Miyamoto implemented Link's auto-jump for the third-person Ocarina of Time so as to benefit the gameplay experience. Even considering the Nintendo 64 controller, which had ten buttons to potentially assign commands to, he felt no need to dedicate one to jumping. "I gathered everyone on Monday morning and said, 'We're gonna do something called auto-jump,'" he said, in conversation with late Nintendo president Satoru Iwata. "Everyone's response was, 'Say what?' The team that had made Mario games was going to give up the jump button."
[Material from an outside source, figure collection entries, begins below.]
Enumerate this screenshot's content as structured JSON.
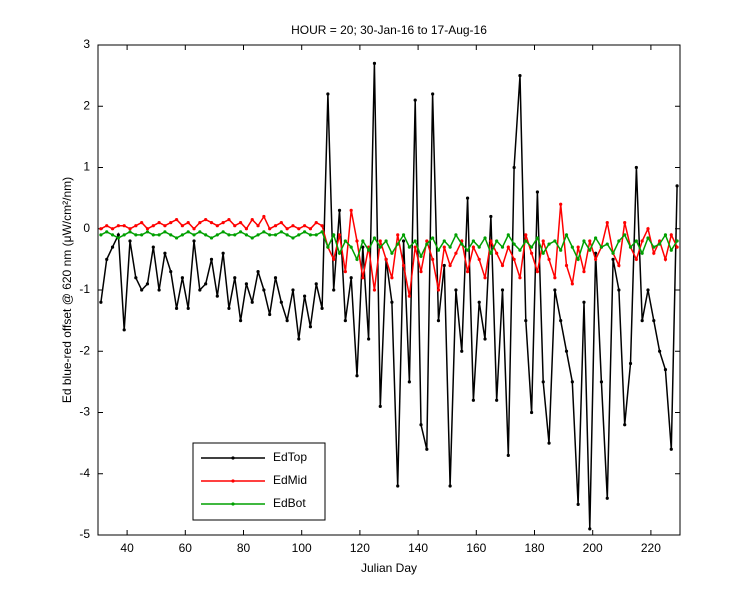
{
  "chart_data": {
    "type": "line",
    "title": "HOUR = 20; 30-Jan-16 to 17-Aug-16",
    "x_label": "Julian Day",
    "y_label": "Ed blue-red offset @ 620 nm (μW/cm²/nm)",
    "x": [
      31,
      33,
      35,
      37,
      39,
      41,
      43,
      45,
      47,
      49,
      51,
      53,
      55,
      57,
      59,
      61,
      63,
      65,
      67,
      69,
      71,
      73,
      75,
      77,
      79,
      81,
      83,
      85,
      87,
      89,
      91,
      93,
      95,
      97,
      99,
      101,
      103,
      105,
      107,
      109,
      111,
      113,
      115,
      117,
      119,
      121,
      123,
      125,
      127,
      129,
      131,
      133,
      135,
      137,
      139,
      141,
      143,
      145,
      147,
      149,
      151,
      153,
      155,
      157,
      159,
      161,
      163,
      165,
      167,
      169,
      171,
      173,
      175,
      177,
      179,
      181,
      183,
      185,
      187,
      189,
      191,
      193,
      195,
      197,
      199,
      201,
      203,
      205,
      207,
      209,
      211,
      213,
      215,
      217,
      219,
      221,
      223,
      225,
      227,
      229
    ],
    "series": [
      {
        "name": "EdTop",
        "color": "#000000",
        "values": [
          -1.2,
          -0.5,
          -0.3,
          -0.1,
          -1.65,
          -0.2,
          -0.8,
          -1.0,
          -0.9,
          -0.3,
          -1.0,
          -0.4,
          -0.7,
          -1.3,
          -0.8,
          -1.3,
          -0.2,
          -1.0,
          -0.9,
          -0.5,
          -1.1,
          -0.4,
          -1.3,
          -0.8,
          -1.5,
          -0.9,
          -1.2,
          -0.7,
          -1.0,
          -1.4,
          -0.8,
          -1.2,
          -1.5,
          -1.0,
          -1.8,
          -1.1,
          -1.6,
          -0.9,
          -1.3,
          2.2,
          -1.0,
          0.3,
          -1.5,
          -0.8,
          -2.4,
          -0.3,
          -1.8,
          2.7,
          -2.9,
          -0.5,
          -1.2,
          -4.2,
          -0.2,
          -2.5,
          2.1,
          -3.2,
          -3.6,
          2.2,
          -1.5,
          -0.6,
          -4.2,
          -1.0,
          -2.0,
          0.5,
          -2.8,
          -1.2,
          -1.8,
          0.2,
          -2.8,
          -1.0,
          -3.7,
          1.0,
          2.5,
          -1.5,
          -3.0,
          0.6,
          -2.5,
          -3.5,
          -1.0,
          -1.5,
          -2.0,
          -2.5,
          -4.5,
          -1.2,
          -4.9,
          -0.4,
          -2.5,
          -4.4,
          -0.5,
          -1.0,
          -3.2,
          -2.2,
          1.0,
          -1.5,
          -1.0,
          -1.5,
          -2.0,
          -2.3,
          -3.6,
          0.7
        ]
      },
      {
        "name": "EdMid",
        "color": "#ff0000",
        "values": [
          0.0,
          0.05,
          0.0,
          0.05,
          0.05,
          0.0,
          0.05,
          0.1,
          0.0,
          0.05,
          0.1,
          0.05,
          0.1,
          0.15,
          0.05,
          0.1,
          0.0,
          0.1,
          0.15,
          0.1,
          0.05,
          0.1,
          0.15,
          0.05,
          0.1,
          0.0,
          0.15,
          0.05,
          0.2,
          0.0,
          0.05,
          0.1,
          0.0,
          0.05,
          0.0,
          0.05,
          0.0,
          0.1,
          0.05,
          -0.3,
          -0.5,
          -0.1,
          -0.7,
          0.3,
          -0.2,
          -0.8,
          -0.3,
          -1.0,
          -0.2,
          -0.5,
          -0.8,
          -0.1,
          -0.6,
          -1.1,
          -0.3,
          -0.7,
          -0.2,
          -0.5,
          -1.0,
          -0.3,
          -0.6,
          -0.4,
          -0.2,
          -0.7,
          -0.3,
          -0.5,
          -0.8,
          -0.2,
          -0.4,
          -0.6,
          -0.3,
          -0.5,
          -0.8,
          -0.1,
          -0.4,
          -0.7,
          -0.2,
          -0.5,
          -0.8,
          0.4,
          -0.6,
          -0.9,
          -0.3,
          -0.7,
          -0.2,
          -0.5,
          -0.3,
          0.1,
          -0.4,
          -0.6,
          0.1,
          -0.3,
          -0.5,
          -0.2,
          0.0,
          -0.4,
          -0.2,
          -0.5,
          -0.1,
          -0.3
        ]
      },
      {
        "name": "EdBot",
        "color": "#00a000",
        "values": [
          -0.1,
          -0.05,
          -0.1,
          -0.15,
          -0.1,
          -0.05,
          -0.1,
          -0.1,
          -0.05,
          -0.1,
          -0.1,
          -0.05,
          -0.1,
          -0.15,
          -0.1,
          -0.05,
          -0.1,
          -0.05,
          -0.1,
          -0.15,
          -0.1,
          -0.05,
          -0.1,
          -0.1,
          -0.05,
          -0.1,
          -0.15,
          -0.1,
          -0.05,
          -0.1,
          -0.1,
          -0.05,
          -0.1,
          -0.15,
          -0.1,
          -0.05,
          -0.1,
          -0.1,
          -0.05,
          -0.3,
          -0.1,
          -0.4,
          -0.2,
          -0.3,
          -0.5,
          -0.2,
          -0.35,
          -0.15,
          -0.3,
          -0.2,
          -0.4,
          -0.25,
          -0.1,
          -0.3,
          -0.2,
          -0.45,
          -0.25,
          -0.15,
          -0.35,
          -0.2,
          -0.3,
          -0.1,
          -0.25,
          -0.35,
          -0.2,
          -0.3,
          -0.15,
          -0.4,
          -0.2,
          -0.3,
          -0.1,
          -0.25,
          -0.35,
          -0.2,
          -0.3,
          -0.15,
          -0.4,
          -0.25,
          -0.2,
          -0.35,
          -0.1,
          -0.3,
          -0.5,
          -0.2,
          -0.35,
          -0.15,
          -0.3,
          -0.25,
          -0.4,
          -0.2,
          -0.1,
          -0.3,
          -0.2,
          -0.4,
          -0.15,
          -0.3,
          -0.25,
          -0.1,
          -0.35,
          -0.2
        ]
      }
    ],
    "xlim": [
      30,
      230
    ],
    "xticks": [
      40,
      60,
      80,
      100,
      120,
      140,
      160,
      180,
      200,
      220
    ],
    "ylim": [
      -5,
      3
    ],
    "yticks": [
      -5,
      -4,
      -3,
      -2,
      -1,
      0,
      1,
      2,
      3
    ],
    "grid": false,
    "legend": "lower center"
  }
}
And it was for the best, for so long. Miyamoto was producer on Zelda II, not director as he was for the game before it, which could explain why it deviated stylistically so wildly, as two more greats of Nintendo's in-house development staff, Tadashi Sugiyama and Yoichi Yamada, took the reigns in that regard. (Sugiyama would go on to direct the original, inspirational Super Mario Kart, while Yamada took on pivotal roles across a number of future Zelda titles, including game design work on Breath of the Wild.) Certainly Miyamoto was disappointed with the sequel, as he recounted to Kotaku in 2013:

"I wouldn't say that I've ever made a bad game, but [one] I think we could have done more with was Zelda II. When designing games, we have our plan for what we're going to design, but in our process it evolves and grows from there. In Zelda II, unfortunately all we ended up creating was what we originally had on paper. We could have done more with how we used the side-scrolling."

Yet 30 years on from The Adventure of Link, the so-called hero of time is nimbler than ever, able to scale sheer rock faces like they're staircases, stamina permitting, and jumping with a more palpable sense of weight and momentum than he did in 1987. You might take a while to click with Breath of the Wild's somewhat idiosyncratic control layout, but its world, largely (fuck you, Yiga Hideout), makes up for any occasional lapses of short-term muscle memory.

This is fine, basically. And set against Zelda II, Link's agility in 2017 is an astounding advancement. You might argue: well, of course it is. Thirty years in video games is like eight lifetimes in regular human years. But veteran-status series have let us down before, with modern-day installments, and that includes Nintendo—it's a rare gem of a games enthusiast who can sing the praises of Star Fox Zero with a straight face. So, it's best to take nothing for granted. And, beautifully, what this Zelda is best at is taking our breath away.